The Nonsense Room: Origin and Outcome
“Writing is nothing more than a guided dream.” — Jorge Luis Borges
1 January 1993
Story Idea: The Nonsense Room
Scientist invents room where nothing makes any sense — everything is irrational. In the beginning it is amusing. But his wife doesn’t like it when he goes “in there.” (“Don’t go in there so much.”)
One day he leaves through the window (or by some other means) and he discovers a whole nonsense world. When he can’t find his way back, he goes mad. (Or house catches fire? He’s stuck.)
5 January 1993
Enthused by progress I have made in the development of new story The Nonsense Room, a variation of Bradbury’s The Veldt and Borges’ Book of Sand. Nothing captivates the imagination like the crafting of a story.
This weekend (December 2019) I’ve been reading one of my journals from the early 90s (October 92 →April 94) This segment in my life seems to be a period in which I was generating numerous story concepts and following through with many of them.
Shortly after the new year I would be diverted, first by becoming an extra in a Disney film (Iron Will), then by pitching a movie concept and getting a go ahead. Just days after that occurred I received/accepted a book assignment. My short story season was quickly pushed to a back burner.
Eventually I picked up the thread on The Nonsense Room and completed something interesting. Here’s the beginning, with a link to the rest of the story at the end of this introductory scene. You can compare the outcome with my journal notes.
The Nonsense Room
“Greg, I don’t want you going in there tonight.”
“I mean it. It’s starting to -”
“It’s making me different somehow?”
“I didn’t say that.”
“But you’d like to say that. The room is changing me and you don’t like it, is that it?”
“I’m scared, Greg.”
He put his arm over her shoulders. “There, there.”
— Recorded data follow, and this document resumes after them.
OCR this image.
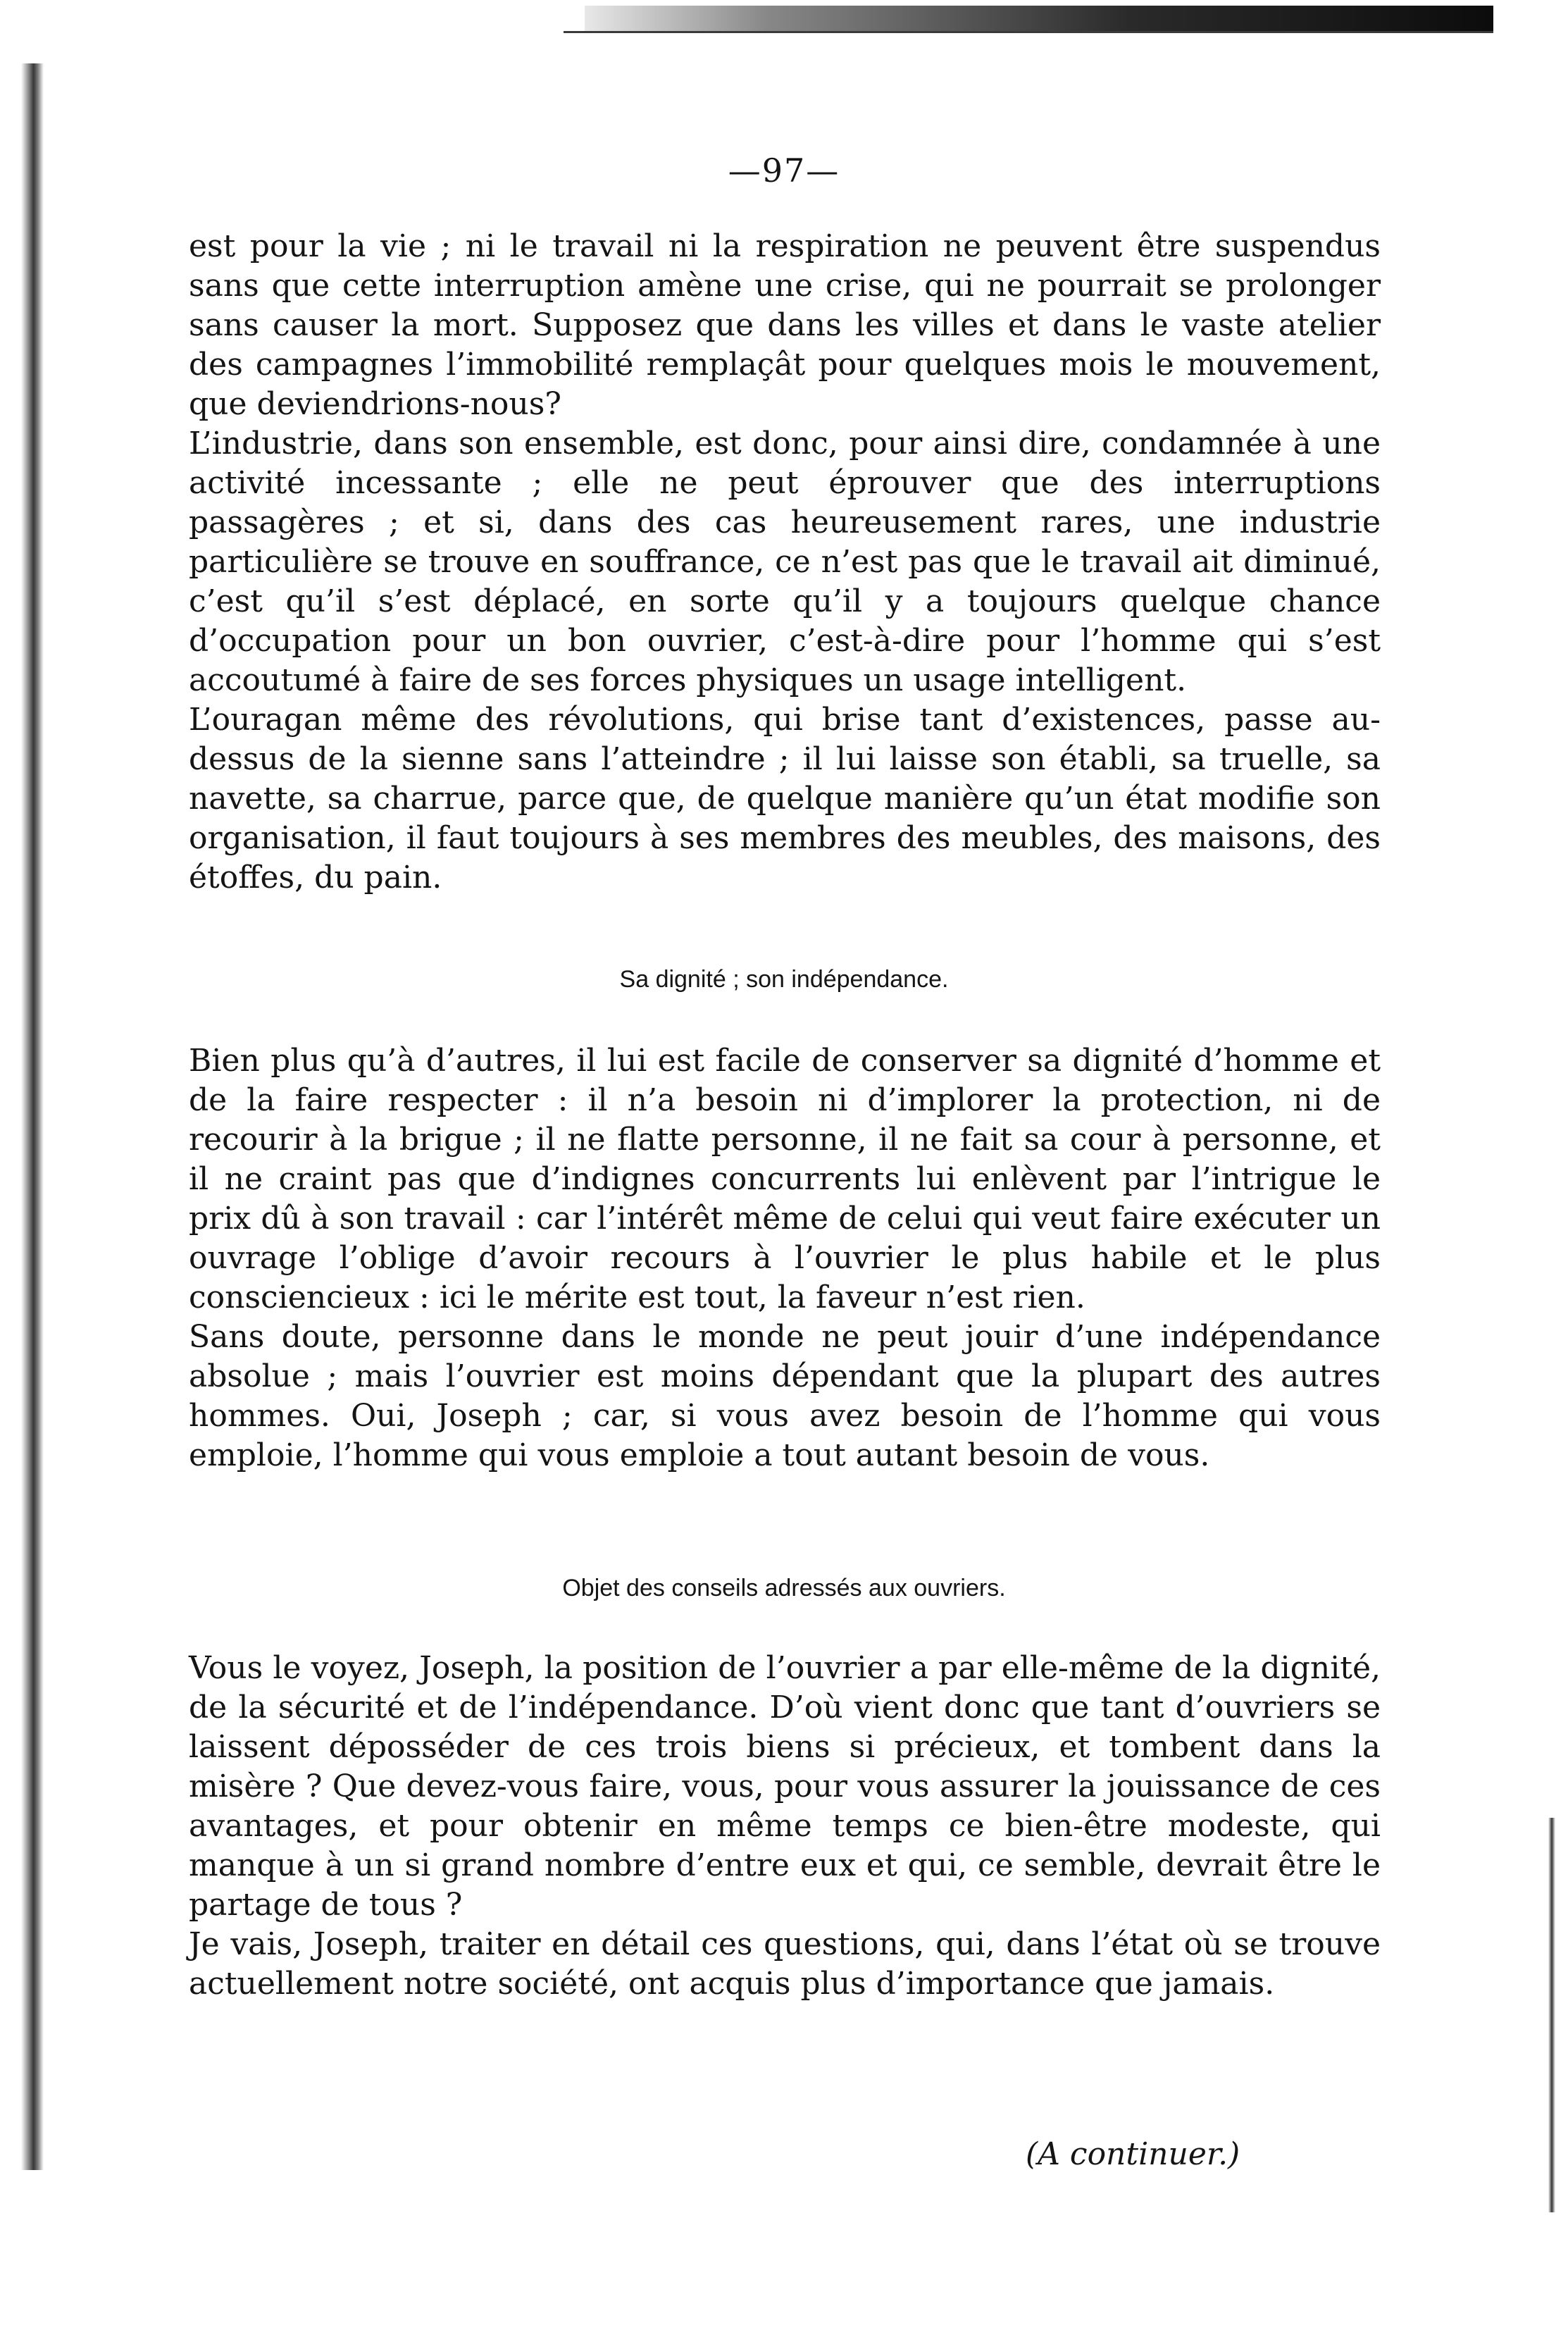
—97—

est pour la vie ; ni le travail ni la respiration ne peuvent être suspendus sans que cette interruption amène une crise, qui ne pourrait se prolonger sans causer la mort. Supposez que dans les villes et dans le vaste atelier des campagnes l’immobilité remplaçât pour quelques mois le mouvement, que deviendrions-nous?

L’industrie, dans son ensemble, est donc, pour ainsi dire, condamnée à une activité incessante ; elle ne peut éprouver que des interruptions passagères ; et si, dans des cas heureusement rares, une industrie particulière se trouve en souffrance, ce n’est pas que le travail ait diminué, c’est qu’il s’est déplacé, en sorte qu’il y a toujours quelque chance d’occupation pour un bon ouvrier, c’est-à-dire pour l’homme qui s’est accoutumé à faire de ses forces physiques un usage intelligent.

L’ouragan même des révolutions, qui brise tant d’existences, passe au-dessus de la sienne sans l’atteindre ; il lui laisse son établi, sa truelle, sa navette, sa charrue, parce que, de quelque manière qu’un état modifie son organisation, il faut toujours à ses membres des meubles, des maisons, des étoffes, du pain.

Sa dignité ; son indépendance.

Bien plus qu’à d’autres, il lui est facile de conserver sa dignité d’homme et de la faire respecter : il n’a besoin ni d’implorer la protection, ni de recourir à la brigue ; il ne flatte personne, il ne fait sa cour à personne, et il ne craint pas que d’indignes concurrents lui enlèvent par l’intrigue le prix dû à son travail : car l’intérêt même de celui qui veut faire exécuter un ouvrage l’oblige d’avoir recours à l’ouvrier le plus habile et le plus consciencieux : ici le mérite est tout, la faveur n’est rien.

Sans doute, personne dans le monde ne peut jouir d’une indépendance absolue ; mais l’ouvrier est moins dépendant que la plupart des autres hommes. Oui, Joseph ; car, si vous avez besoin de l’homme qui vous emploie, l’homme qui vous emploie a tout autant besoin de vous.

Objet des conseils adressés aux ouvriers.

Vous le voyez, Joseph, la position de l’ouvrier a par elle-même de la dignité, de la sécurité et de l’indépendance. D’où vient donc que tant d’ouvriers se laissent déposséder de ces trois biens si précieux, et tombent dans la misère ? Que devez-vous faire, vous, pour vous assurer la jouissance de ces avantages, et pour obtenir en même temps ce bien-être modeste, qui manque à un si grand nombre d’entre eux et qui, ce semble, devrait être le partage de tous ?

Je vais, Joseph, traiter en détail ces questions, qui, dans l’état où se trouve actuellement notre société, ont acquis plus d’importance que jamais.

(A continuer.)
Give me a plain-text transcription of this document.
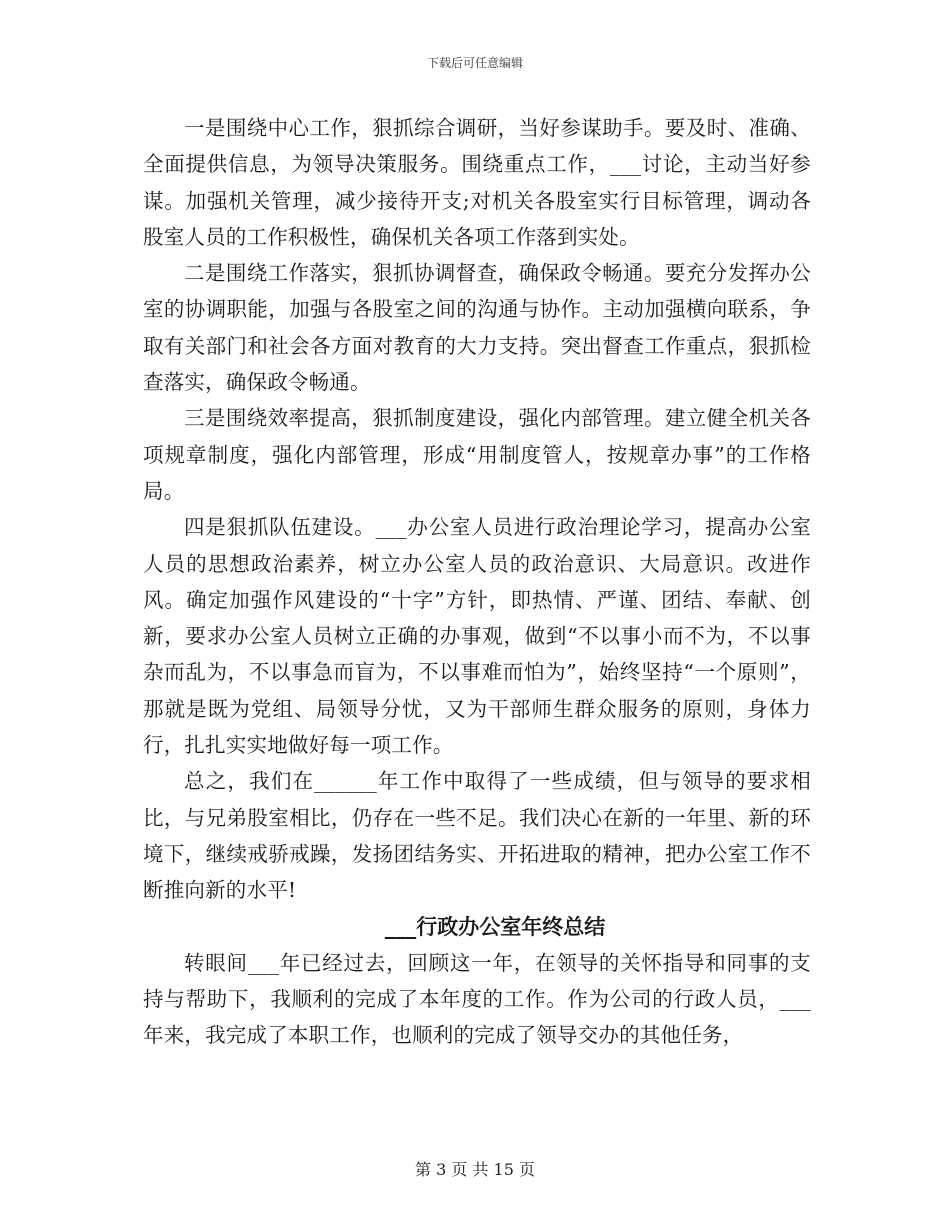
下载后可任意编辑

一是围绕中心工作，狠抓综合调研，当好参谋助手。要及时、准确、全面提供信息，为领导决策服务。围绕重点工作，___讨论，主动当好参谋。加强机关管理，减少接待开支;对机关各股室实行目标管理，调动各股室人员的工作积极性，确保机关各项工作落到实处。

二是围绕工作落实，狠抓协调督查，确保政令畅通。要充分发挥办公室的协调职能，加强与各股室之间的沟通与协作。主动加强横向联系，争取有关部门和社会各方面对教育的大力支持。突出督查工作重点，狠抓检查落实，确保政令畅通。

三是围绕效率提高，狠抓制度建设，强化内部管理。建立健全机关各项规章制度，强化内部管理，形成“用制度管人，按规章办事”的工作格局。

四是狠抓队伍建设。___办公室人员进行政治理论学习，提高办公室人员的思想政治素养，树立办公室人员的政治意识、大局意识。改进作风。确定加强作风建设的“十字”方针，即热情、严谨、团结、奉献、创新，要求办公室人员树立正确的办事观，做到“不以事小而不为，不以事杂而乱为，不以事急而盲为，不以事难而怕为”，始终坚持“一个原则”，那就是既为党组、局领导分忧，又为干部师生群众服务的原则，身体力行，扎扎实实地做好每一项工作。

总之，我们在______年工作中取得了一些成绩，但与领导的要求相比，与兄弟股室相比，仍存在一些不足。我们决心在新的一年里、新的环境下，继续戒骄戒躁，发扬团结务实、开拓进取的精神，把办公室工作不断推向新的水平!

___行政办公室年终总结

转眼间___年已经过去，回顾这一年，在领导的关怀指导和同事的支持与帮助下，我顺利的完成了本年度的工作。作为公司的行政人员，___年来，我完成了本职工作，也顺利的完成了领导交办的其他任务，

第 3 页 共 15 页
“It’s just a room,” he wanted to say, but he knew it was more than that. He had discovered a world, a strange world, and he was fascinated by it, wanted to understand what made it work.
“It’s not just a room,” she said.
“Did I say it was ‘just a room’?” he replied, startled.
“You were thinking it.”
As he turned away from her and stalked down the hall he had a thought, brief but vivid, that his relationship to this room would lead to a reckoning; but the thought slid away from him and escaped from his consciousness so that he was unable to retrieve it and could only hear in his mind the hollowness of the false comfort he offered while feigning paternalistic concern, saying, “There, there.”
“Greg!” his wife cried as he twisted the handle to the Nonsense Room, but he disregarded her and went in. He was not interested in having his life constricted by his wife’s fears and he was baffled by their intensity. Eyes flaming, Leslie fell to the sofa and lit a cigaret.